Poutine for replaying from an existing execution trace.

## ScalePoutine¶

class ScalePoutine(fn, scale)[source]

This poutine rescales the log probability score.

This is typically used for data subsampling or for stratified sampling of data (e.g. in fraud detection where negatives vastly outnumber positives).

Parameters: fn (callable or None) – an optional function to be scaled scale (float or torch.autograd.Variable) – a positive scaling factor

## Trace¶

class Trace(*args, **kwargs)[source]

Bases: networkx.classes.digraph.DiGraph

Execution trace data structure

add_node(site_name, *args, **kwargs)[source]
Parameters: site_name (string) – the name of the site to be added

Adds a site to the trace.

Identical to super(Trace, self).add_node, but raises an error when attempting to add a duplicate node instead of silently overwriting.

batch_log_pdf(site_filter=<function <lambda>>)[source]

Compute the batched local and overall log-probabilities of the trace.

The local computation is memoized, and also stores the local .log_pdf().

compute_batch_log_pdf(site_filter=<function <lambda>>)[source]

Compute the batched local log-probabilities at each site of the trace.

The local computation is memoized, and also stores the local .log_pdf().

copy()[source]

Makes a shallow copy of self with nodes and edges preserved. Identical to super(Trace, self).copy(), but preserves the type and the self.graph_type attribute

log_pdf(site_filter=<function <lambda>>)[source]

Compute the local and overall log-probabilities of the trace.

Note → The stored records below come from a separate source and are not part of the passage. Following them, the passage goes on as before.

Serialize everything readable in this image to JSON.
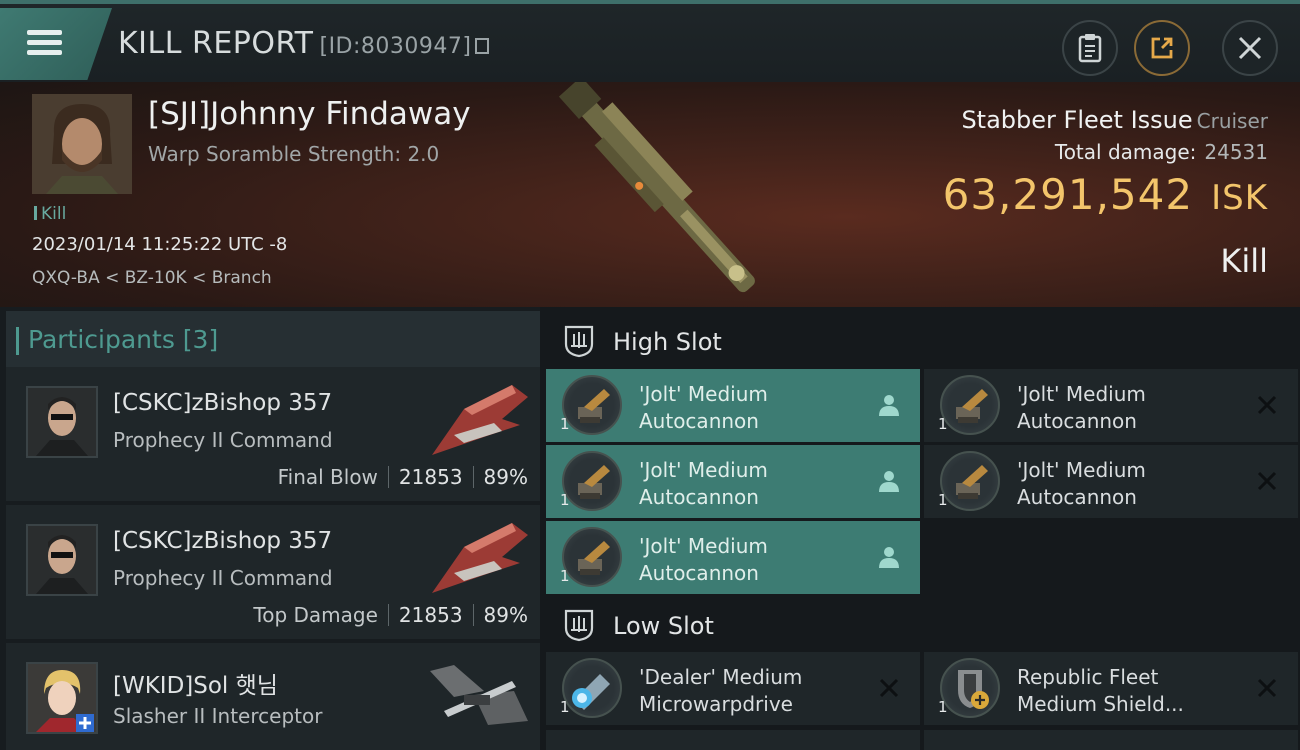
{
  "header": {
    "title": "KILL REPORT",
    "report_id": "[ID:8030947]"
  },
  "victim": {
    "name": "[SJI]Johnny Findaway",
    "warp": "Warp Soramble Strength: 2.0",
    "tag": "Kill",
    "datetime": "2023/01/14 11:25:22 UTC -8",
    "location": "QXQ-BA < BZ-10K < Branch",
    "ship": "Stabber Fleet Issue",
    "ship_class": "Cruiser",
    "total_damage_label": "Total damage:",
    "total_damage": "24531",
    "isk_value": "63,291,542",
    "isk_unit": "ISK",
    "kind": "Kill"
  },
  "participants": {
    "title": "Participants [3]",
    "rows": [
      {
        "name": "[CSKC]zBishop 357",
        "ship": "Prophecy II Command",
        "label": "Final Blow",
        "damage": "21853",
        "pct": "89%"
      },
      {
        "name": "[CSKC]zBishop 357",
        "ship": "Prophecy II Command",
        "label": "Top Damage",
        "damage": "21853",
        "pct": "89%"
      },
      {
        "name": "[WKID]Sol 햇님",
        "ship": "Slasher II Interceptor",
        "label": "",
        "damage": "",
        "pct": ""
      }
    ]
  },
  "slots": {
    "high_title": "High Slot",
    "low_title": "Low Slot",
    "high": [
      {
        "line1": "'Jolt' Medium",
        "line2": "Autocannon",
        "qty": "1"
      },
      {
        "line1": "'Jolt' Medium",
        "line2": "Autocannon",
        "qty": "1"
      },
      {
        "line1": "'Jolt' Medium",
        "line2": "Autocannon",
        "qty": "1"
      },
      {
        "line1": "'Jolt' Medium",
        "line2": "Autocannon",
        "qty": "1"
      },
      {
        "line1": "'Jolt' Medium",
        "line2": "Autocannon",
        "qty": "1"
      }
    ],
    "low": [
      {
        "line1": "'Dealer' Medium",
        "line2": "Microwarpdrive",
        "qty": "1"
      },
      {
        "line1": "Republic Fleet",
        "line2": "Medium Shield...",
        "qty": "1"
      }
    ]
  },
  "colors": {
    "accent": "#3d7c73",
    "isk": "#f3c56b",
    "teal_text": "#4e9a90"
  }
}
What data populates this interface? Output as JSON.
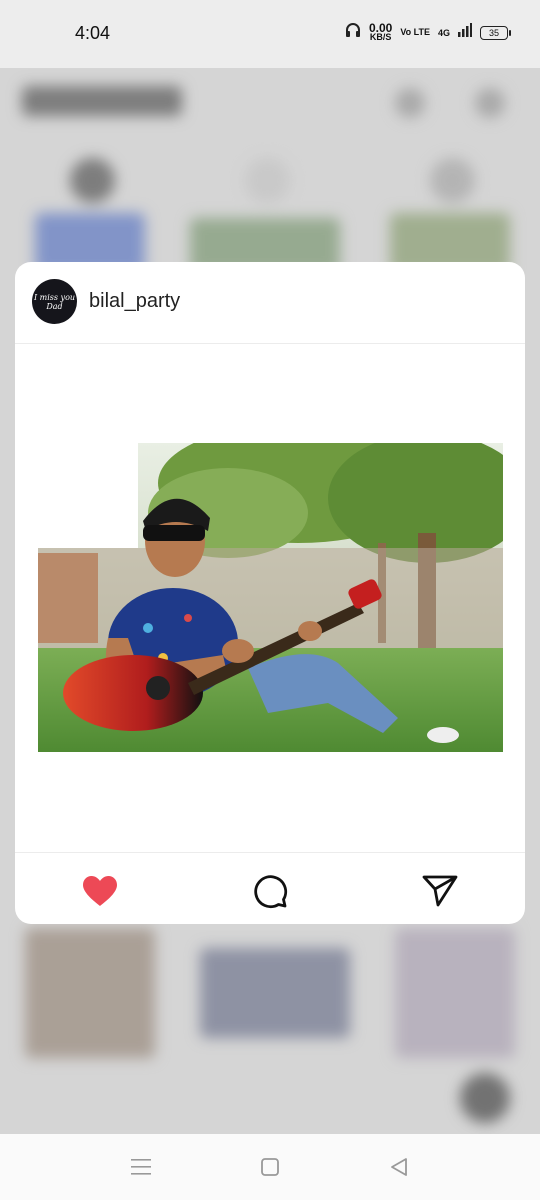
{
  "status_bar": {
    "time": "4:04",
    "speed_value": "0.00",
    "speed_unit": "KB/S",
    "volte": "Vo LTE",
    "network": "4G",
    "battery": "35"
  },
  "preview": {
    "username": "bilal_party",
    "avatar_text": "I miss you Dad",
    "photo_alt": "Man with sunglasses playing a red guitar sitting on grass",
    "actions": [
      "like",
      "comment",
      "share"
    ],
    "like_color": "#ed4956"
  },
  "nav": {
    "icons": [
      "menu-icon",
      "home-square-icon",
      "back-triangle-icon"
    ]
  }
}
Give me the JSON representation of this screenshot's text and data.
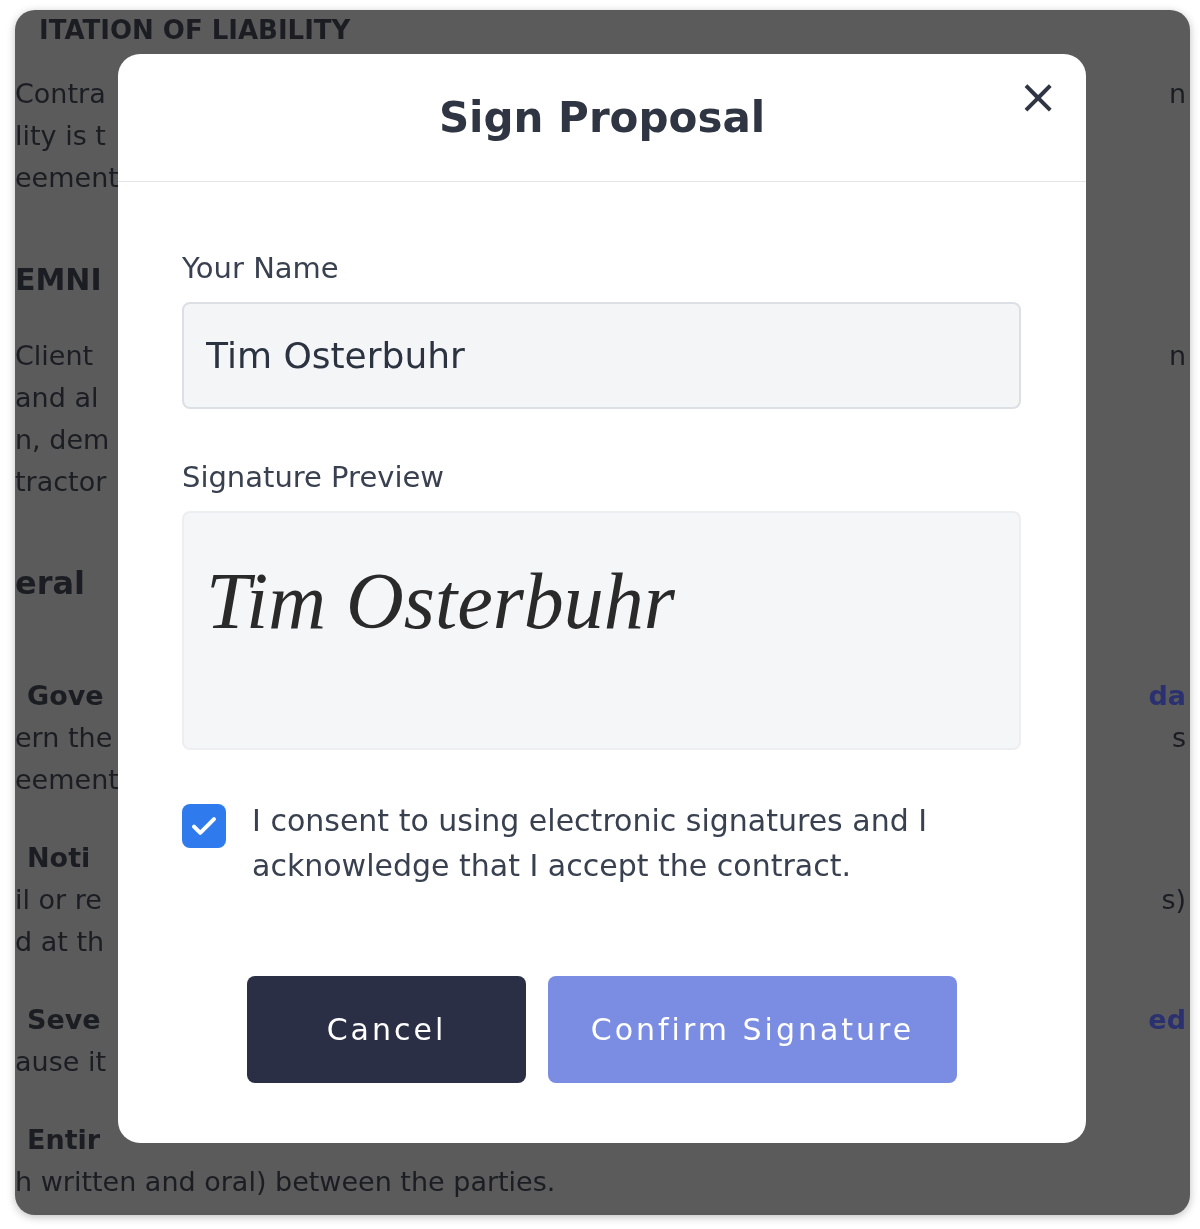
{
  "document": {
    "title": "ITATION OF LIABILITY",
    "lines": [
      {
        "kind": "body",
        "left": "Contra",
        "right": "n"
      },
      {
        "kind": "body",
        "left": "lity is t"
      },
      {
        "kind": "body",
        "left": "eement"
      },
      {
        "kind": "heading",
        "left": "EMNI"
      },
      {
        "kind": "body",
        "left": "Client",
        "right": "n"
      },
      {
        "kind": "body",
        "left": "and al"
      },
      {
        "kind": "body",
        "left": "n, dem"
      },
      {
        "kind": "body",
        "left": "tractor"
      },
      {
        "kind": "section",
        "left": "eral"
      },
      {
        "kind": "subheading",
        "left": "Gove",
        "right": "da"
      },
      {
        "kind": "body",
        "left": "ern the",
        "right": "s"
      },
      {
        "kind": "body",
        "left": "eement"
      },
      {
        "kind": "subheading",
        "left": "Noti"
      },
      {
        "kind": "body",
        "left": "il or re",
        "right": "s)"
      },
      {
        "kind": "body",
        "left": "d at th"
      },
      {
        "kind": "subheading",
        "left": "Seve",
        "right": "ed"
      },
      {
        "kind": "body",
        "left": "ause it"
      },
      {
        "kind": "subheading",
        "left": "Entir"
      }
    ],
    "last_line": "h written and oral) between the parties."
  },
  "dialog": {
    "title": "Sign Proposal",
    "close": "×",
    "name_label": "Your Name",
    "name_value": "Tim Osterbuhr",
    "preview_label": "Signature Preview",
    "signature": "Tim Osterbuhr",
    "consent": {
      "text": "I consent to using electronic signatures and I acknowledge that I accept the contract.",
      "checked": true
    },
    "buttons": [
      {
        "kind": "secondary",
        "label": "Cancel"
      },
      {
        "kind": "primary",
        "label": "Confirm Signature"
      }
    ]
  }
}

The local computation is memoized.

node_dict_factory

alias of OrderedDict

nonreparam_stochastic_nodes

Gets a list of names of sample sites whose stochastic functions are not reparameterizable primitive distributions

observation_nodes

Gets a list of names of observe sites

reparameterized_nodes

Gets a list of names of sample sites whose stochastic functions are reparameterizable primitive distributions

stochastic_nodes

Gets a list of names of sample sites

## TracePoutine¶

class TracePoutine(fn, graph_type=None)[source]

Execution trace poutine.

A TracePoutine records the input and output to every pyro primitive and stores them as a site in a Trace(). This should, in theory, be sufficient information for every inference algorithm (along with the implicit computational graph in the Variables?)

We can also use this for visualization.

get_trace(*args, **kwargs)[source]
Returns: data structure pyro.poutine.Trace

Helper method for a very common use case. Calls this poutine and returns its trace instead of the function’s return value.

get_vectorized_map_data_info(trace)[source]

This determines whether the vectorized map_datas are rao-blackwellizable by TraceGraph_ELBO. This also gathers information to be consumed by downstream by TraceGraph_ELBO.

identify_dense_edges(trace)[source]

Modifies a trace in-place by adding all edges based on the cond_indep_stack information stored at each site.